To summarize, the conventional ML method takes a non-linear functional log value of each g(ri|Mj), which increases the amount of computations. To the contrary, the present invention makes hard-decision on g(ri|Mj) so that the computation burden can be reduced. Further, while the ML method is likely to accumulate numerical error for the entire j steps, the present invention completely neglects numerical error at each step so that overall numerical error could be neglected.

Furthermore, while the ML method is likely to accumulate frequency error or phase error for the respective steps that have serious effect, the present invention localizes the frequency error or phase error within each step with independent hard-decision.

FIG. 3 shows graphs for modulation classification performance of a blind modulation classification apparatus in a satellite communication system under an ideal communication environment in which there is no frequency/phase error, in accordance with the present invention. Here, the number of samples is 100 and BPSK/QPSK/8PSK (not shown)/16QAM classification is shown.

FIG. 4 shows graphs for modulation classification performance of a blind modulation classification apparatus in a satellite communication system when there is phase error, in accordance with the present invention. Here, the number of samples 100 and BPSK/QPSK: SNR=10 dB, 8PSK (not shown)/16QAM:SNR=15 dB classification is shown.

FIG. 5 shows graphs for modulation classification performance of a blind modulation classification apparatus in a satellite communication system when there is frequency error, in accordance with the present invention. Here, the number of samples 100 and BPSK/QPSK: SNR=10 dB, 8PSK (not shown)/16QAM:SNR=15 dB classification is shown.

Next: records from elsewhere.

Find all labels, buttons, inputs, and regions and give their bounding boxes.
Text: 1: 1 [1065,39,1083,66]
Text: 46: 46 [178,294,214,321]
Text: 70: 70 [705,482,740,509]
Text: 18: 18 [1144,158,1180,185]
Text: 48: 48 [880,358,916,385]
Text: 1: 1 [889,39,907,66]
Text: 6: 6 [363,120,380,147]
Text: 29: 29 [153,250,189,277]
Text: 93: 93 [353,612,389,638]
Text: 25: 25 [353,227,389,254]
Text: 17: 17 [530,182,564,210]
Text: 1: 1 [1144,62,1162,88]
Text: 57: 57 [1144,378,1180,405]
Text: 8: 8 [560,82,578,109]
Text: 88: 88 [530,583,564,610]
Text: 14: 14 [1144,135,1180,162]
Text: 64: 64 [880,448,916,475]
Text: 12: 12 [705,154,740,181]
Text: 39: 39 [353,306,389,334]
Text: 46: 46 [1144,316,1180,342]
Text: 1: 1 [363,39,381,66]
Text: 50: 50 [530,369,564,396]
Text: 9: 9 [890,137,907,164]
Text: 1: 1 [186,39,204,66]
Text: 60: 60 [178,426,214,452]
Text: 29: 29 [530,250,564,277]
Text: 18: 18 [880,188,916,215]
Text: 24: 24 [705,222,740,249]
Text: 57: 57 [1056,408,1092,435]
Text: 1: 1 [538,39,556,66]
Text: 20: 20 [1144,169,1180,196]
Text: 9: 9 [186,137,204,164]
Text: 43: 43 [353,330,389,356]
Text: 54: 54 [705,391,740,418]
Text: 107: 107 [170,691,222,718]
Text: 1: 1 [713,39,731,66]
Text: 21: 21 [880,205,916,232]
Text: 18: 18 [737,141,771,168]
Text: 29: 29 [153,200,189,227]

As described above, the present invention can reduce hardware complexity in blind classification and eliminate possible numerical error due to hardware. Further, the present invention shows robust performance even under the satellite communication environment having frequency error or phase error, which can be seen in FIGS. 4 and 5. Furthermore, under the ideal environment such as an Additive White Gaussian Noise (AWGN) as shown in FIG. 3, the present invention satisfies requirement as described in “Digital Video Broadcasting (DVB); Framing structure, channel coding and modulation for Digital Satellite News Gathering (DSNG) and other contribution application by satellite,” ETSI, En 301 v.1.1, March 1999, even though the present invention is defeated by the ML method in this ideal environment.

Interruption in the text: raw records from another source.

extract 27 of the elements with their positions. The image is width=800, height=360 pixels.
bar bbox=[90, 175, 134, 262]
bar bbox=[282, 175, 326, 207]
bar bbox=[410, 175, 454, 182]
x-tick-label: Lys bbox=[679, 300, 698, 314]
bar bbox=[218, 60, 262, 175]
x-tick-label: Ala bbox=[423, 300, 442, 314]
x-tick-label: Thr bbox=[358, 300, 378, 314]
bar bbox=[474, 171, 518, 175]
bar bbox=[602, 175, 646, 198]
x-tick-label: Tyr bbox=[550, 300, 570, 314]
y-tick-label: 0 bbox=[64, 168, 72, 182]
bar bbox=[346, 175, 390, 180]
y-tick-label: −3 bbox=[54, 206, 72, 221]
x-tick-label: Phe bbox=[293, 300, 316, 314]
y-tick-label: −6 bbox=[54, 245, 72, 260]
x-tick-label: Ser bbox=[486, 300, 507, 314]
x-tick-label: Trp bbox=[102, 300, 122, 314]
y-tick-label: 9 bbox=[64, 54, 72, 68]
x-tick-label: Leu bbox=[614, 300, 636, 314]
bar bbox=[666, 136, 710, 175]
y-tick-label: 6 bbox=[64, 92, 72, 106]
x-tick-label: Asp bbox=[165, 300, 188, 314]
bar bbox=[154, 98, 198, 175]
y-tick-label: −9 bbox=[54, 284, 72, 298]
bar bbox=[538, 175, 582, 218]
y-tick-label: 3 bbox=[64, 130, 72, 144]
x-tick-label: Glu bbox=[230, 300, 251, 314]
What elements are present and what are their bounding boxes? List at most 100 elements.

The method of the prescribed present invention can be implemented as a program that can be stored in a computer readable recording medium, e.g., a CD-ROM, a RAM, a ROM, a floppy disc, a hard disc, a magneto optical disc and the like, which can be readily understood by the skilled in the art so as to omit detailed description of such an implementation.

As described above, the present invention can reduce computational burden for modulation classification of a received baseband signal with using the maximum among test statistics and make the modulation classification less sensitive to frequency error or phase error to have robust performance under signal variation.

Further, the present invention has robustness for numerical error accumulation due to restriction of the hardware equipments, by independently selecting the maximum among the test statistics.

The present application contains subject matter related to Korean patent application No. 2004-0098786, filed with the Korean Intellectual Property Office on Nov. 29, 2004, the entire contents of which is incorporated herein by reference.

While the present invention has been described with respect to certain preferred embodiments, it will be apparent to those skilled in the art that various changes and modifications may be made without departing from the scope of the invention as defined in the following claims.